Now W(y) is the next operation. For Write operation, there are two conflicts: Read and Write. So now we will check R(y) and W(y) in T1 and T2. There is no conflict. So the next operation is W(z) that means two conflicts will be R(z) and W(z) in T1 and T3. We got both the conflicts in T1, so line will be from T2 to T1 that is already there in the graph. Now we are left with three operations of T1 only and we are left with no other operation in other transactions for the comparison
As we visited all the nodes, so now we need to check for any loop or circle in the graph. Loop pr circle means if we are starting from a node A, so it is possible for us to come back on the same node from that graph. In this example, it is not possible. That is why, this is the conflict serializable and that ultimately means it is serializable and consistent. So if it is serializable that means there exists a serial schedule wrt to this parallel example. So to find this we have to check the indegree
Next job is to find the indegree. Indegree is a node to which none of the other node is coming. So T2 is that node. Remove the T2 node and its vertex from the graph and that means firstly T2 will be done
Next indegree node is T3 as no node is coming to T3. And then we will left with T1. So the serial schedule for the given parallel schedule will be T2->T3->T1
In the given precedence graph, there is a loop between T1 and T2. It means it is not conflict serializable. But is it serializable or not, this answer is not available now. For such type of situations, view serializability is used.

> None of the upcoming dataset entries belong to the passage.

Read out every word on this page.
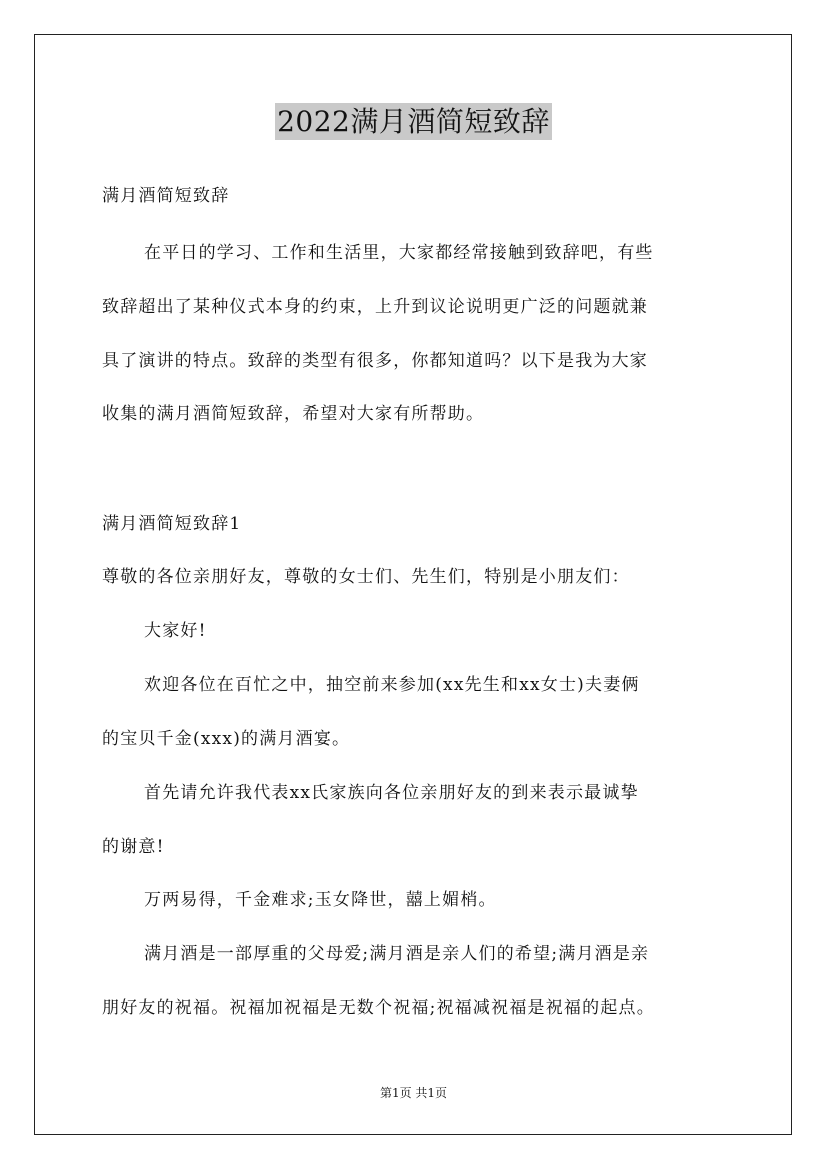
2022满月酒简短致辞
满月酒简短致辞
在平日的学习、工作和生活里，大家都经常接触到致辞吧，有些
致辞超出了某种仪式本身的约束，上升到议论说明更广泛的问题就兼
具了演讲的特点。致辞的类型有很多，你都知道吗？以下是我为大家
收集的满月酒简短致辞，希望对大家有所帮助。
满月酒简短致辞1
尊敬的各位亲朋好友，尊敬的女士们、先生们，特别是小朋友们：
大家好!
欢迎各位在百忙之中，抽空前来参加(xx先生和xx女士)夫妻俩
的宝贝千金(xxx)的满月酒宴。
首先请允许我代表xx氏家族向各位亲朋好友的到来表示最诚挚
的谢意!
万两易得，千金难求;玉女降世，囍上媚梢。
满月酒是一部厚重的父母爱;满月酒是亲人们的希望;满月酒是亲
朋好友的祝福。祝福加祝福是无数个祝福;祝福减祝福是祝福的起点。
第1页 共1页
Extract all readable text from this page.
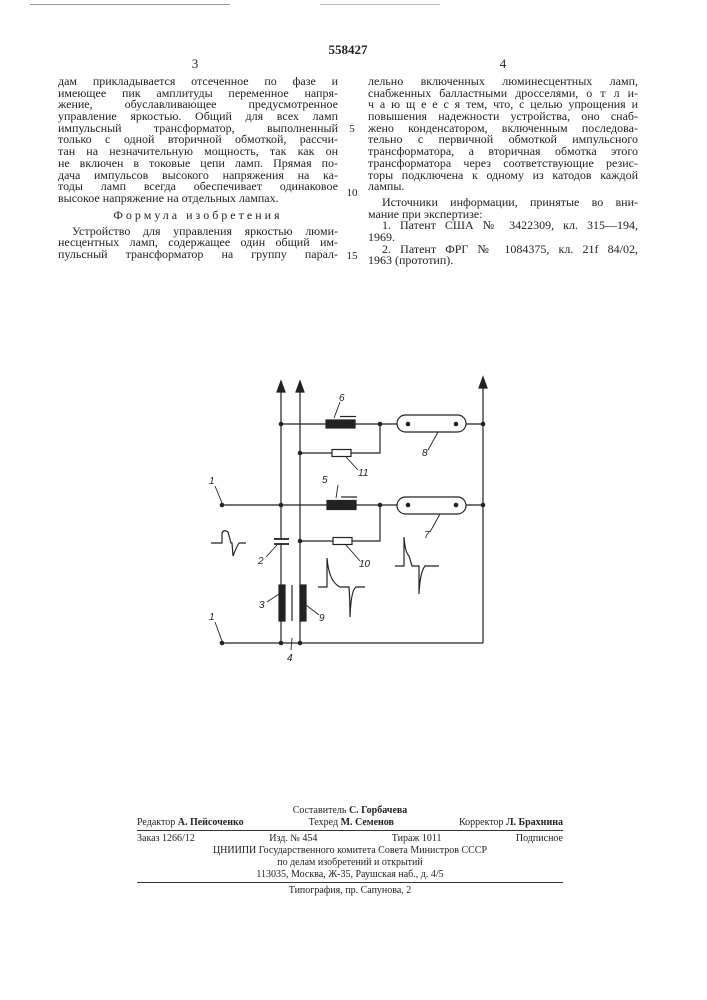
558427
3	4
дам прикладывается отсеченное по фазе и
имеющее пик амплитуды переменное напря-
жение, обуславливающее предусмотренное
управление яркостью. Общий для всех ламп
импульсный трансформатор, выполненный
только с одной вторичной обмоткой, рассчи-
тан на незначительную мощность, так как он
не включен в токовые цепи ламп. Прямая по-
дача импульсов высокого напряжения на ка-
тоды ламп всегда обеспечивает одинаковое
высокое напряжение на отдельных лампах.
Формула изобретения
Устройство для управления яркостью люми-
несцентных ламп, содержащее один общий им-
пульсный трансформатор на группу парал-
5
10
15
лельно включенных люминесцентных ламп,
снабженных балластными дросселями, о т л и-
ч а ю щ е е с я тем, что, с целью упрощения и
повышения надежности устройства, оно снаб-
жено конденсатором, включенным последова-
тельно с первичной обмоткой импульсного
трансформатора, а вторичная обмотка этого
трансформатора через соответствующие резис-
торы подключена к одному из катодов каждой
лампы.
Источники информации, принятые во вни-
мание при экспертизе:
1. Патент США № 3422309, кл. 315—194,
1969.
2. Патент ФРГ № 1084375, кл. 21f 84/02,
1963 (прототип).
1
1
2
3
4
5
6
7
8
9
10
11
Составитель С. Горбачева
Редактор А. Пейсоченко	Техред М. Семенов	Корректор Л. Брахнина
Заказ 1266/12	Изд. № 454	Тираж 1011	Подписное
ЦНИИПИ Государственного комитета Совета Министров СССР
по делам изобретений и открытий
113035, Москва, Ж-35, Раушская наб., д. 4/5
Типография, пр. Сапунова, 2
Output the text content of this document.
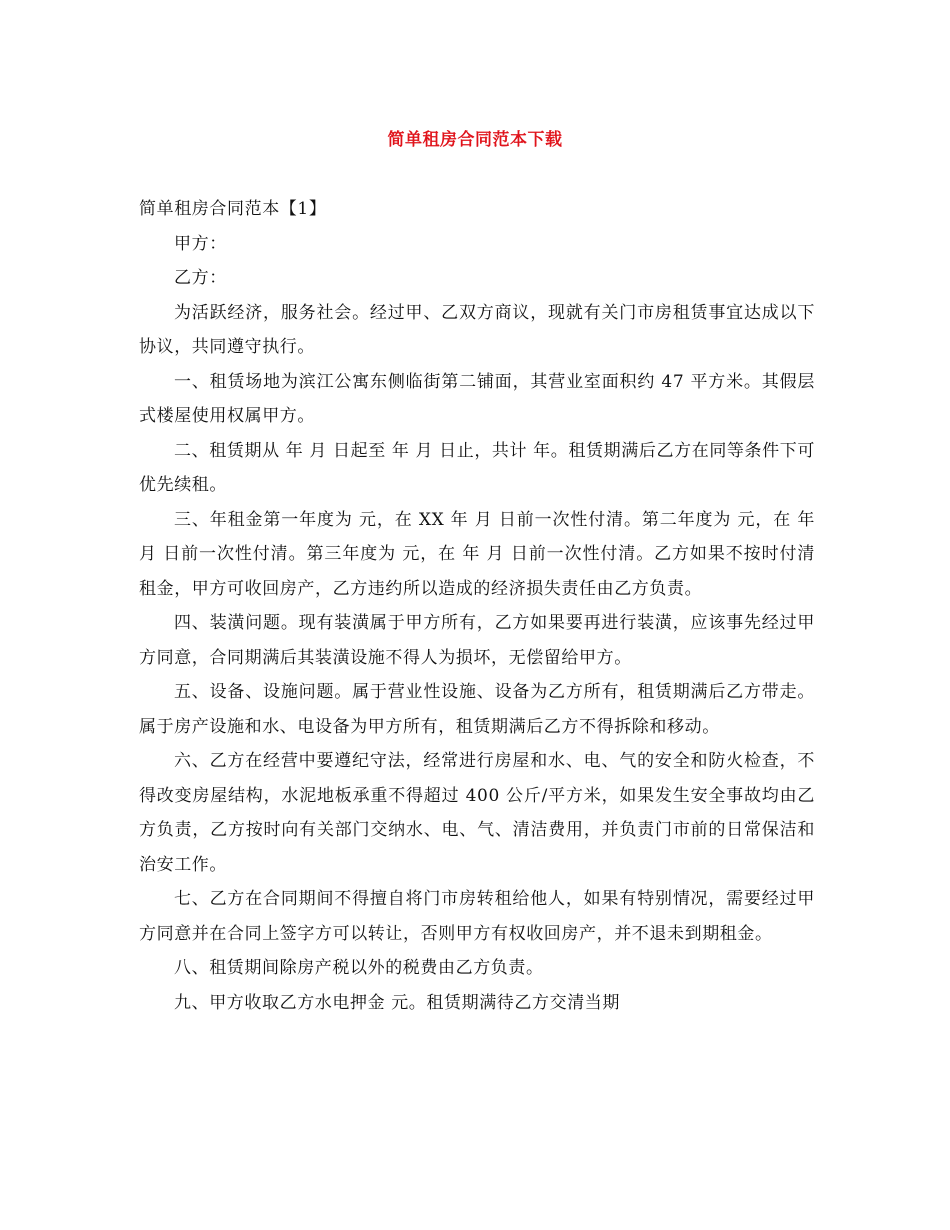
简单租房合同范本下载

简单租房合同范本【1】

甲方：

乙方：

为活跃经济，服务社会。经过甲、乙双方商议，现就有关门市房租赁事宜达成以下协议，共同遵守执行。

一、租赁场地为滨江公寓东侧临街第二铺面，其营业室面积约 47 平方米。其假层式楼屋使用权属甲方。

二、租赁期从 年 月 日起至 年 月 日止，共计 年。租赁期满后乙方在同等条件下可优先续租。

三、年租金第一年度为 元，在 XX 年 月 日前一次性付清。第二年度为 元，在 年 月 日前一次性付清。第三年度为 元，在 年 月 日前一次性付清。乙方如果不按时付清租金，甲方可收回房产，乙方违约所以造成的经济损失责任由乙方负责。

四、装潢问题。现有装潢属于甲方所有，乙方如果要再进行装潢，应该事先经过甲方同意，合同期满后其装潢设施不得人为损坏，无偿留给甲方。

五、设备、设施问题。属于营业性设施、设备为乙方所有，租赁期满后乙方带走。属于房产设施和水、电设备为甲方所有，租赁期满后乙方不得拆除和移动。

六、乙方在经营中要遵纪守法，经常进行房屋和水、电、气的安全和防火检查，不得改变房屋结构，水泥地板承重不得超过 400 公斤/平方米，如果发生安全事故均由乙方负责，乙方按时向有关部门交纳水、电、气、清洁费用，并负责门市前的日常保洁和治安工作。

七、乙方在合同期间不得擅自将门市房转租给他人，如果有特别情况，需要经过甲方同意并在合同上签字方可以转让，否则甲方有权收回房产，并不退未到期租金。

八、租赁期间除房产税以外的税费由乙方负责。

九、甲方收取乙方水电押金 元。租赁期满待乙方交清当期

Now we created another schedule with same number of transactions but with a minor change of writing W(A) of T1 before W(A) of T2. This makes second schedule as Serial schedule. Now we will check whether these two schedules are providing the same result or not.
Both the schedules are yielding the same result that is 0 only. So it means there exist a serial schedule for the given parallel schedule that makes the given parallel schedule as a serializable. This was not proved by conflict serializable. But with view serializability, we got the answer.